Gert Sibande district has an antenatal HIV prevalence rate of 40.5%, the highest in Mpumalanga. The HCT campaign is important to detecting new cases and increasing access to treatment, care and prevention in the district.

TAC Gert Sibande facilitated training for prevention and treatment literacy practitioners (PTLPs) and community health advocates (CHAs) on the updated treatment guidelines. TAC Gert Sibande also carried out training with branches on the updated guidelines and the HCT campaign. TAC PTLPs disseminated information to nurses in eighteen sites. A door-to-door campaign, which encouraged people to get tested through the HCT campaign, access earlier treatment and inform them of their improved health rights under the new guidelines, also took place.

TAC Gert Sibande engaged in regular planning meetings convened by the DoH and the Gert Sibande District AIDS Council. The meetings focused on the collective drafting of the programme for the launch, and methods to encourage social mobilization. TAC and partners agreed to play a central role in community social mobilization. TAC Gert Sibande also plans to meet with all the HAART coordinators in the district to discuss how TAC branches can support the HCT district target. The district aims to test 582 000 people in a population of 920 580.

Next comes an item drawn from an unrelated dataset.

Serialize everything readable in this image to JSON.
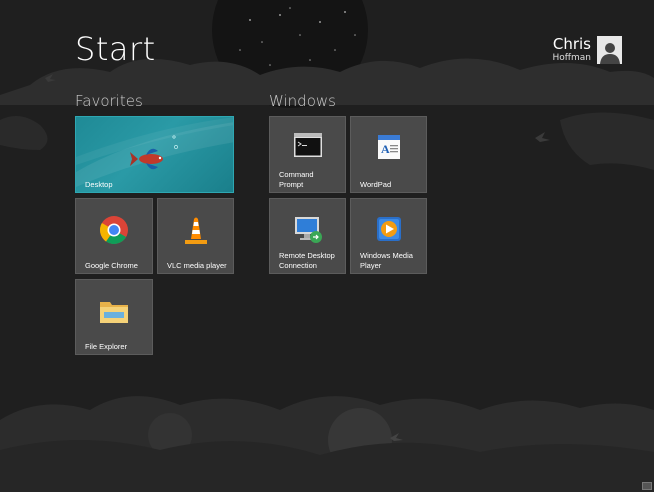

HCT in Mpumalanga launched on 30 April 2010 at the Winifred Maboa Community Health Centre in Gert Sibande. In total, 741 people registered to access health services. 571 people were counseled for HIV, with 567 tested for HIV. 120 people tested for TB. Furthermore, 9 people tested anemia, 36 people tested blood pressure, and 31 people had blood sugar screened. Pap smears, STI screening, opportunistic infection screening, family planning, and blood donation services were also available but had a very low turnout. 48,000 male and 4,500 female condoms were distributed.